NO BUT WE TESTED THE FLOW FROM THE CHAMBER EXIT TO THE CARB AND IT GUSHED OUT WITH EACH POLL (MANUAL STARTER).

Does your choke knob stay pulled out all the way and not move back toward the closed position by itself when you release it?
STAYS OUT AND WAS WORKING

Have the valves ever been adjusted?
NO. WHEN IT RUNS IOT RUNS PERFECTLY. HOWEVER, EARLIER IN ITS LIFE AT TOP REVS IT DID CLATTER A BIT SO BACK IT OFF AND IT SETTLED DOWN. FOR A YEAR THAT HAS GONE.

COULD IT BE AN INTAKE VALVE ISSUE? BUT LAST USE HAD NO INDICATION OF ANY MAJOR FAIL LIKE THAT. IT RAN AFTER STALLING TICKED OVER UP TO THE SLIP THEN REFUSED TO START AFTER THAT AS MENTIONED.

We've cranked this with throttle full open and choke on to see if the plugs are wet but remain dry so it does point to the carb.

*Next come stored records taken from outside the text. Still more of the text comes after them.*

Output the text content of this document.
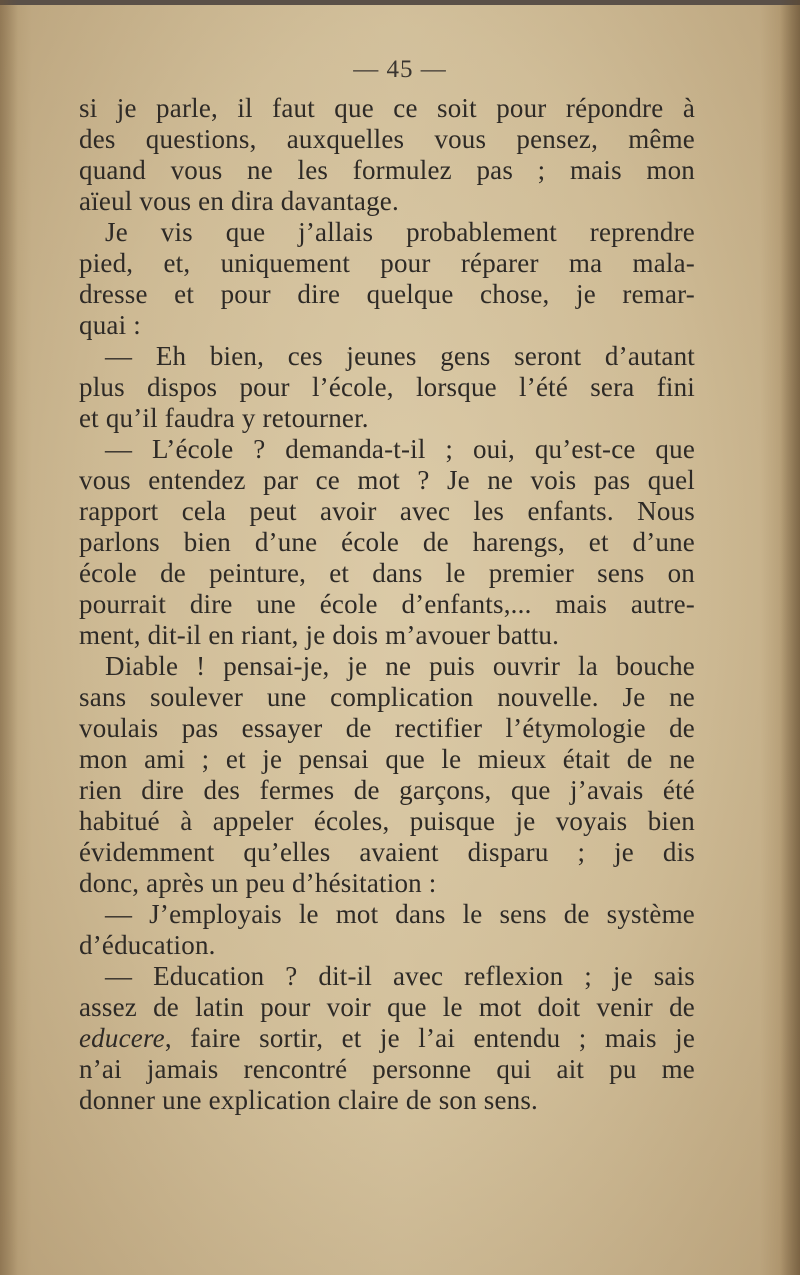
— 45 —
si je parle, il faut que ce soit pour répondre à
des questions, auxquelles vous pensez, même
quand vous ne les formulez pas ; mais mon
aïeul vous en dira davantage.
Je vis que j’allais probablement reprendre
pied, et, uniquement pour réparer ma mala-
dresse et pour dire quelque chose, je remar-
quai :
— Eh bien, ces jeunes gens seront d’autant
plus dispos pour l’école, lorsque l’été sera fini
et qu’il faudra y retourner.
— L’école ? demanda-t-il ; oui, qu’est-ce que
vous entendez par ce mot ? Je ne vois pas quel
rapport cela peut avoir avec les enfants. Nous
parlons bien d’une école de harengs, et d’une
école de peinture, et dans le premier sens on
pourrait dire une école d’enfants,... mais autre-
ment, dit-il en riant, je dois m’avouer battu.
Diable ! pensai-je, je ne puis ouvrir la bouche
sans soulever une complication nouvelle. Je ne
voulais pas essayer de rectifier l’étymologie de
mon ami ; et je pensai que le mieux était de ne
rien dire des fermes de garçons, que j’avais été
habitué à appeler écoles, puisque je voyais bien
évidemment qu’elles avaient disparu ; je dis
donc, après un peu d’hésitation :
— J’employais le mot dans le sens de système
d’éducation.
— Education ? dit-il avec reflexion ; je sais
assez de latin pour voir que le mot doit venir de
educere, faire sortir, et je l’ai entendu ; mais je
n’ai jamais rencontré personne qui ait pu me
donner une explication claire de son sens.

Is there a main jet that gets blocked? I'm fearing a combo of gunk in any case.

This engine gets a ton of use and is usually wonderful but never serviced the carb. All other fluids etc changed as per. Plugs seem good. Had various Hondas and they are amazing including 47 year old original mini trail that pulls us 220lbs up the hill!.

Thank you again for your input and to the forum

Lela II
 
Ha ha, yeah!

But....it's a B.O.A.T.....

Break Out Another Thousand!


Or

Bring On Another Task!

Or

Being On Additional Therapy!

Or

Well, that's enough for now I guess.

Lela 2.....sailboat?
 
Ha ha indeed, We try to avoid BOAT on a craft that cost 5k and a Honda that cost 1500. Yes Sailboat. Catalina C250 1995. All thanks to your advice!
 
I might have spoken too soon. I went to the boat today 2 days after doing this job and it would not fire after many pulls. Plug was dry again. So I pulled some more, throttle wide open hoping to wet the plugs and with kill switch enabled. Then finally it fired.

Could this be a sticky intake valve with weak spring?

Also, and it may be a coincidence, when we originally tested for a spark we enabled (kill position) the kill and it still sparked. We always thought it cut the CDI out hence shutoff. Today I enabled it again after it finally ran and warmed up and restarted fine many times, but it kept running with the toggle out. I tapped the red button and it shut off. Applied WD40 and after some pushing the button in and out it seemed to cut off in the correct fashion with the toggle. Could this be part of the problem? And or valve? I am sure the carb and pump are fine and seemingly the CDI.
I will try it again tomorrow and if it starts as per then it was the switch all along. Otherwise, lost for ideas.